Bob Dorough: Three Is A Magic Number
Track
Three Is A Magic Number
Artist
Bob Dorough (vocals)
CD
The Best of Schoolhouse Rock (Kid Rhino 75315)
Recorded: unknown location, 1973
Rating: 85/100 (learn more)
"Three is a Magic Number" was the first piece Bob Dorough wrote after being hired to create an educational recording to teach kids the multiplication table. Luckily, the project got picked up by ABC-TV, and Dorough became musical director from 1973-1985 for a series of 3-minute animated instructional cartoons on various subjects telecast on Saturday mornings. Contributors to the series overall included Grady Tate, Blossom Dearie, Dave Frishberg, and Jack Sheldon, but Dorough's personal focus was on Multiplication Rock. Countless children were helped to learn math by his clever and often amusing lyrical lessons, and as adults many sought him out years later in jazz clubs to request their childhood favorites.

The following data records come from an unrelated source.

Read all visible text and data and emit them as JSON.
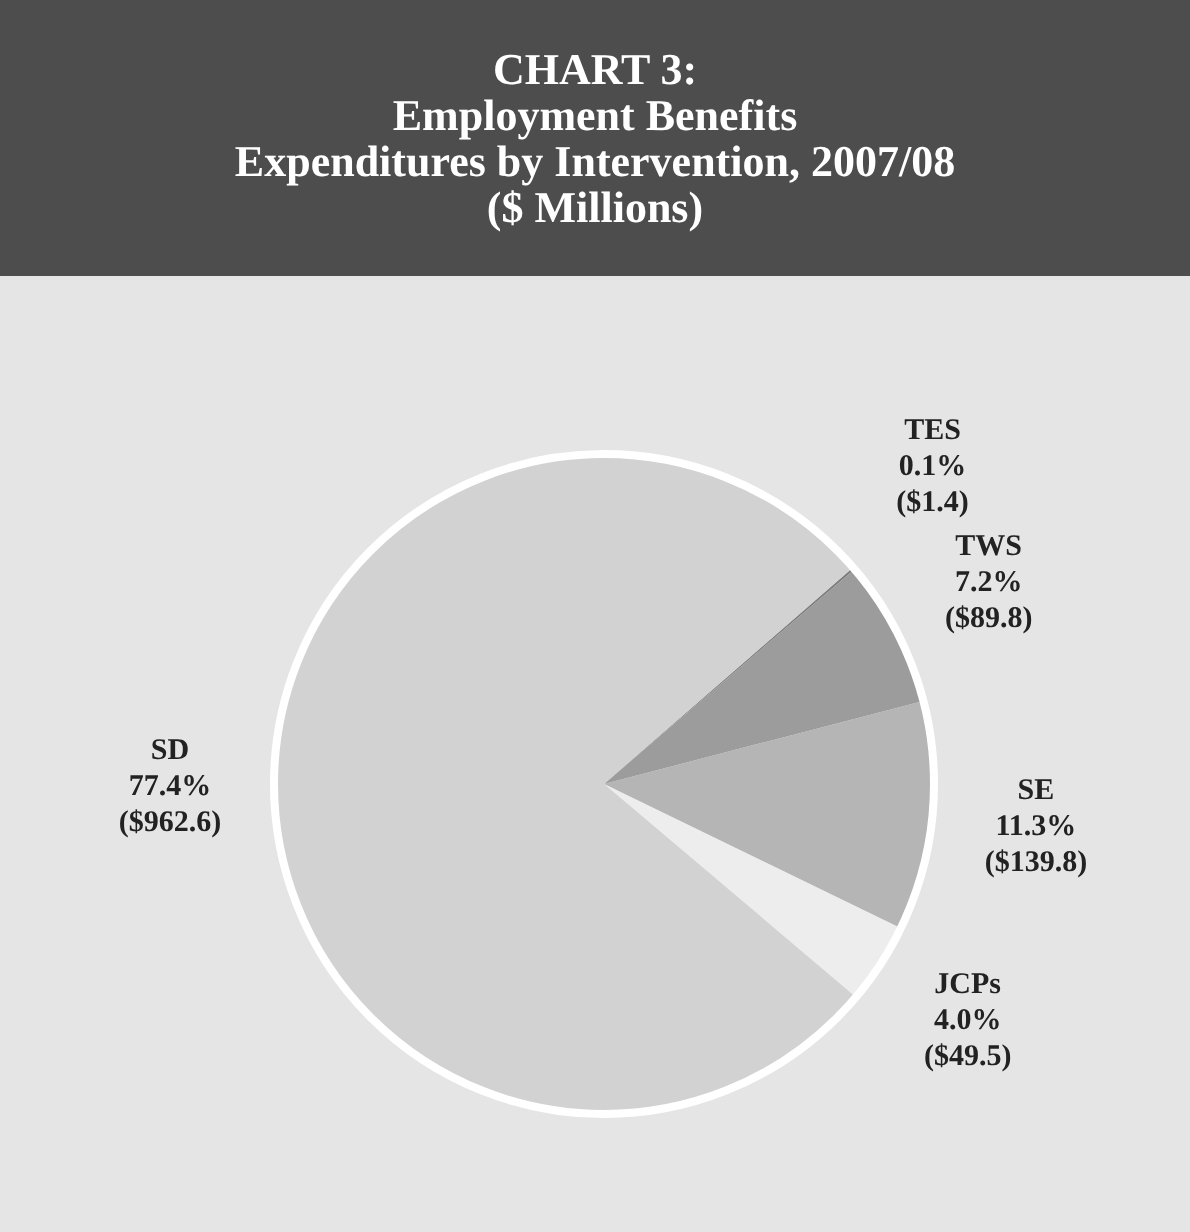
{
  "chart_data": {
    "type": "pie",
    "title": "CHART 3:\nEmployment Benefits\nExpenditures by Intervention, 2007/08\n($ Millions)",
    "categories": [
      "TES",
      "TWS",
      "SE",
      "JCPs",
      "SD"
    ],
    "values": [
      1.4,
      89.8,
      139.8,
      49.5,
      962.6
    ],
    "value_labels": [
      "0.1%\n($1.4)",
      "7.2%\n($89.8)",
      "11.3%\n($139.8)",
      "4.0%\n($49.5)",
      "77.4%\n($962.6)"
    ],
    "colors": [
      "#7d7d7d",
      "#9c9c9c",
      "#b5b5b5",
      "#ededed",
      "#d2d2d2"
    ],
    "legend": false
  }
}
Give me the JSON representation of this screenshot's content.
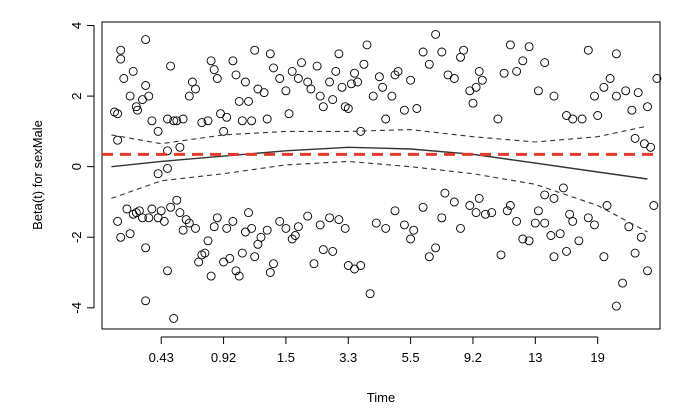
{
  "chart_data": {
    "type": "scatter",
    "title": "",
    "xlabel": "Time",
    "ylabel": "Beta(t) for sexMale",
    "x_axis": {
      "tick_labels": [
        "0.43",
        "0.92",
        "1.5",
        "3.3",
        "5.5",
        "9.2",
        "13",
        "19"
      ],
      "tick_index": [
        1,
        2,
        3,
        4,
        5,
        6,
        7,
        8
      ],
      "xlim": [
        0.05,
        9.0
      ]
    },
    "y_axis": {
      "tick_values": [
        -4,
        -2,
        0,
        2,
        4
      ],
      "tick_labels": [
        "-4",
        "-2",
        "0",
        "2",
        "4"
      ],
      "ylim": [
        -4.6,
        4.1
      ]
    },
    "reference_line": {
      "y": 0.35,
      "style": "dashed",
      "color": "#e8392f"
    },
    "smooth_fit": {
      "x": [
        0.2,
        1,
        2,
        3,
        4,
        5,
        6,
        7,
        8,
        8.8
      ],
      "y": [
        0.0,
        0.15,
        0.3,
        0.45,
        0.55,
        0.5,
        0.35,
        0.1,
        -0.15,
        -0.35
      ]
    },
    "confidence_band": {
      "upper": [
        0.9,
        0.65,
        0.9,
        1.0,
        1.0,
        1.05,
        0.85,
        0.7,
        0.85,
        1.15
      ],
      "lower": [
        -0.9,
        -0.4,
        -0.2,
        0.05,
        0.15,
        0.0,
        -0.2,
        -0.5,
        -1.1,
        -1.85
      ]
    },
    "series": [
      {
        "points": [
          [
            0.25,
            1.55
          ],
          [
            0.3,
            1.5
          ],
          [
            0.35,
            3.3
          ],
          [
            0.35,
            3.05
          ],
          [
            0.4,
            2.5
          ],
          [
            0.5,
            2.0
          ],
          [
            0.55,
            2.7
          ],
          [
            0.6,
            1.7
          ],
          [
            0.62,
            1.6
          ],
          [
            0.7,
            1.9
          ],
          [
            0.75,
            3.6
          ],
          [
            0.75,
            2.3
          ],
          [
            0.8,
            2.0
          ],
          [
            0.85,
            1.3
          ],
          [
            0.95,
            1.0
          ],
          [
            1.1,
            1.35
          ],
          [
            1.15,
            2.85
          ],
          [
            1.2,
            1.3
          ],
          [
            1.25,
            1.3
          ],
          [
            1.3,
            0.55
          ],
          [
            1.35,
            1.35
          ],
          [
            1.45,
            2.0
          ],
          [
            1.5,
            2.4
          ],
          [
            1.55,
            2.2
          ],
          [
            1.65,
            1.25
          ],
          [
            1.75,
            1.3
          ],
          [
            1.8,
            3.0
          ],
          [
            1.85,
            2.75
          ],
          [
            1.9,
            2.5
          ],
          [
            1.95,
            1.5
          ],
          [
            2.0,
            1.0
          ],
          [
            2.05,
            1.4
          ],
          [
            2.15,
            3.0
          ],
          [
            2.2,
            2.6
          ],
          [
            2.25,
            1.85
          ],
          [
            2.3,
            1.3
          ],
          [
            2.35,
            2.4
          ],
          [
            2.4,
            1.85
          ],
          [
            2.45,
            1.3
          ],
          [
            2.5,
            3.3
          ],
          [
            2.55,
            2.2
          ],
          [
            2.65,
            2.1
          ],
          [
            2.7,
            1.35
          ],
          [
            2.75,
            3.2
          ],
          [
            2.8,
            2.8
          ],
          [
            2.9,
            2.5
          ],
          [
            3.0,
            2.15
          ],
          [
            3.05,
            1.5
          ],
          [
            3.1,
            2.7
          ],
          [
            3.2,
            2.5
          ],
          [
            3.25,
            2.95
          ],
          [
            3.35,
            2.4
          ],
          [
            3.4,
            2.2
          ],
          [
            3.5,
            2.85
          ],
          [
            3.55,
            2.0
          ],
          [
            3.6,
            1.7
          ],
          [
            3.7,
            2.4
          ],
          [
            3.75,
            1.9
          ],
          [
            3.8,
            2.7
          ],
          [
            3.85,
            3.2
          ],
          [
            3.9,
            2.25
          ],
          [
            3.95,
            1.7
          ],
          [
            4.0,
            1.65
          ],
          [
            4.05,
            2.35
          ],
          [
            4.1,
            2.65
          ],
          [
            4.15,
            2.4
          ],
          [
            4.2,
            1.0
          ],
          [
            4.25,
            2.9
          ],
          [
            4.3,
            3.45
          ],
          [
            4.4,
            2.0
          ],
          [
            4.5,
            2.55
          ],
          [
            4.55,
            2.25
          ],
          [
            4.6,
            1.35
          ],
          [
            4.7,
            2.0
          ],
          [
            4.75,
            2.6
          ],
          [
            4.8,
            2.7
          ],
          [
            4.9,
            1.6
          ],
          [
            5.0,
            2.45
          ],
          [
            5.1,
            1.65
          ],
          [
            5.2,
            3.25
          ],
          [
            5.3,
            2.9
          ],
          [
            5.4,
            3.75
          ],
          [
            5.5,
            3.25
          ],
          [
            5.6,
            2.6
          ],
          [
            5.7,
            2.5
          ],
          [
            5.8,
            3.1
          ],
          [
            5.85,
            3.3
          ],
          [
            5.95,
            2.15
          ],
          [
            6.0,
            1.8
          ],
          [
            6.05,
            2.25
          ],
          [
            6.1,
            2.7
          ],
          [
            6.15,
            2.45
          ],
          [
            6.4,
            1.35
          ],
          [
            6.5,
            2.65
          ],
          [
            6.6,
            3.45
          ],
          [
            6.7,
            2.7
          ],
          [
            6.8,
            3.0
          ],
          [
            6.9,
            3.4
          ],
          [
            7.05,
            2.15
          ],
          [
            7.15,
            2.95
          ],
          [
            7.3,
            2.0
          ],
          [
            7.5,
            1.45
          ],
          [
            7.6,
            1.35
          ],
          [
            7.75,
            1.35
          ],
          [
            7.85,
            3.3
          ],
          [
            7.95,
            2.0
          ],
          [
            8.1,
            2.25
          ],
          [
            8.2,
            2.5
          ],
          [
            8.3,
            2.0
          ],
          [
            8.45,
            2.15
          ],
          [
            8.55,
            1.6
          ],
          [
            8.65,
            2.1
          ],
          [
            8.8,
            1.7
          ],
          [
            8.3,
            3.2
          ],
          [
            8.0,
            1.45
          ],
          [
            0.3,
            0.75
          ],
          [
            1.1,
            0.45
          ],
          [
            8.6,
            0.8
          ],
          [
            8.75,
            0.65
          ],
          [
            8.85,
            0.55
          ],
          [
            8.95,
            2.5
          ],
          [
            0.3,
            -1.55
          ],
          [
            0.35,
            -2.0
          ],
          [
            0.45,
            -1.2
          ],
          [
            0.5,
            -1.9
          ],
          [
            0.55,
            -1.35
          ],
          [
            0.6,
            -1.3
          ],
          [
            0.65,
            -1.25
          ],
          [
            0.7,
            -1.45
          ],
          [
            0.75,
            -3.8
          ],
          [
            0.75,
            -2.3
          ],
          [
            0.8,
            -1.45
          ],
          [
            0.85,
            -1.2
          ],
          [
            0.95,
            -1.45
          ],
          [
            1.0,
            -1.25
          ],
          [
            1.05,
            -1.55
          ],
          [
            1.1,
            -2.95
          ],
          [
            1.15,
            -1.15
          ],
          [
            1.2,
            -4.3
          ],
          [
            1.25,
            -0.95
          ],
          [
            1.3,
            -1.3
          ],
          [
            1.35,
            -1.8
          ],
          [
            1.4,
            -1.5
          ],
          [
            1.45,
            -1.6
          ],
          [
            1.55,
            -1.75
          ],
          [
            1.6,
            -2.7
          ],
          [
            1.65,
            -2.5
          ],
          [
            1.7,
            -2.45
          ],
          [
            1.75,
            -2.1
          ],
          [
            1.8,
            -3.1
          ],
          [
            1.85,
            -1.7
          ],
          [
            1.9,
            -1.45
          ],
          [
            2.0,
            -2.7
          ],
          [
            2.05,
            -1.75
          ],
          [
            2.1,
            -2.6
          ],
          [
            2.15,
            -1.55
          ],
          [
            2.2,
            -2.95
          ],
          [
            2.25,
            -3.1
          ],
          [
            2.3,
            -2.45
          ],
          [
            2.35,
            -1.85
          ],
          [
            2.4,
            -1.3
          ],
          [
            2.45,
            -1.75
          ],
          [
            2.5,
            -2.55
          ],
          [
            2.55,
            -2.2
          ],
          [
            2.6,
            -2.0
          ],
          [
            2.7,
            -1.8
          ],
          [
            2.75,
            -3.0
          ],
          [
            2.8,
            -2.75
          ],
          [
            2.9,
            -1.55
          ],
          [
            3.0,
            -1.75
          ],
          [
            3.1,
            -2.05
          ],
          [
            3.15,
            -1.95
          ],
          [
            3.2,
            -1.7
          ],
          [
            3.35,
            -1.4
          ],
          [
            3.45,
            -2.75
          ],
          [
            3.55,
            -1.65
          ],
          [
            3.6,
            -2.35
          ],
          [
            3.7,
            -1.45
          ],
          [
            3.75,
            -2.4
          ],
          [
            3.85,
            -1.5
          ],
          [
            3.95,
            -1.75
          ],
          [
            4.0,
            -2.8
          ],
          [
            4.1,
            -2.9
          ],
          [
            4.2,
            -2.8
          ],
          [
            4.35,
            -3.6
          ],
          [
            4.45,
            -1.6
          ],
          [
            4.6,
            -1.75
          ],
          [
            4.75,
            -1.25
          ],
          [
            4.9,
            -1.65
          ],
          [
            5.0,
            -2.05
          ],
          [
            5.05,
            -1.8
          ],
          [
            5.2,
            -1.15
          ],
          [
            5.3,
            -2.55
          ],
          [
            5.4,
            -2.3
          ],
          [
            5.5,
            -1.45
          ],
          [
            5.55,
            -0.75
          ],
          [
            5.7,
            -1.0
          ],
          [
            5.8,
            -1.75
          ],
          [
            5.95,
            -1.1
          ],
          [
            6.05,
            -1.3
          ],
          [
            6.1,
            -0.9
          ],
          [
            6.2,
            -1.35
          ],
          [
            6.3,
            -1.3
          ],
          [
            6.45,
            -2.5
          ],
          [
            6.55,
            -1.25
          ],
          [
            6.6,
            -1.1
          ],
          [
            6.7,
            -1.55
          ],
          [
            6.8,
            -2.05
          ],
          [
            6.9,
            -2.1
          ],
          [
            7.0,
            -1.6
          ],
          [
            7.05,
            -1.25
          ],
          [
            7.15,
            -1.6
          ],
          [
            7.25,
            -1.95
          ],
          [
            7.3,
            -2.55
          ],
          [
            7.4,
            -1.9
          ],
          [
            7.5,
            -2.4
          ],
          [
            7.55,
            -1.35
          ],
          [
            7.6,
            -1.55
          ],
          [
            7.7,
            -2.1
          ],
          [
            7.85,
            -1.45
          ],
          [
            7.95,
            -1.65
          ],
          [
            8.1,
            -2.55
          ],
          [
            8.15,
            -1.1
          ],
          [
            8.3,
            -3.95
          ],
          [
            8.4,
            -3.3
          ],
          [
            8.5,
            -1.7
          ],
          [
            8.6,
            -2.45
          ],
          [
            8.7,
            -2.0
          ],
          [
            8.8,
            -2.95
          ],
          [
            8.9,
            -1.1
          ],
          [
            7.3,
            -0.9
          ],
          [
            7.45,
            -0.6
          ],
          [
            7.15,
            -0.8
          ],
          [
            1.1,
            -0.05
          ],
          [
            0.95,
            -0.2
          ]
        ]
      }
    ],
    "grid": false,
    "legend": "none"
  }
}
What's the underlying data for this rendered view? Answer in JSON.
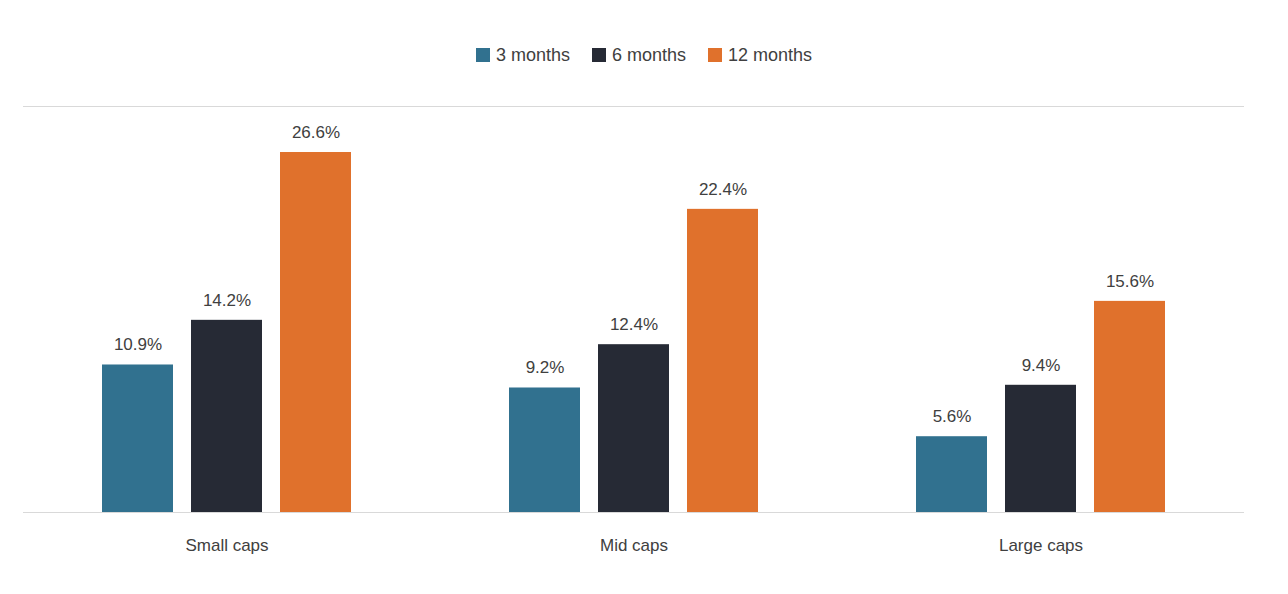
{
  "chart_data": {
    "type": "bar",
    "categories": [
      "Small caps",
      "Mid caps",
      "Large caps"
    ],
    "series": [
      {
        "name": "3 months",
        "color": "#31718f",
        "values": [
          10.9,
          9.2,
          5.6
        ],
        "value_labels": [
          "10.9%",
          "9.2%",
          "5.6%"
        ]
      },
      {
        "name": "6 months",
        "color": "#262a35",
        "values": [
          14.2,
          12.4,
          9.4
        ],
        "value_labels": [
          "14.2%",
          "12.4%",
          "9.4%"
        ]
      },
      {
        "name": "12 months",
        "color": "#e0712c",
        "values": [
          26.6,
          22.4,
          15.6
        ],
        "value_labels": [
          "26.6%",
          "22.4%",
          "15.6%"
        ]
      }
    ],
    "ylim": [
      0,
      30
    ],
    "yticks": [],
    "legend": "top",
    "data_labels": true,
    "tick_labels": "x",
    "grid": false
  }
}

The original short Dorough vocal of "Three is a Magic Number," backed chiefly by an electric piano (his?), a drummer, and a chorus of singers, sounds much like Paul Simon, with the added homespun sentiment of Mister Rogers. At its folksy, lighthearted core is a simple lesson in multiplying by the number three. However, Dorough's lyrics leave the challenges of elementary math behind at the very end: "A man and a woman had a little baby, yes they did, they had three in the family, that's a magic number."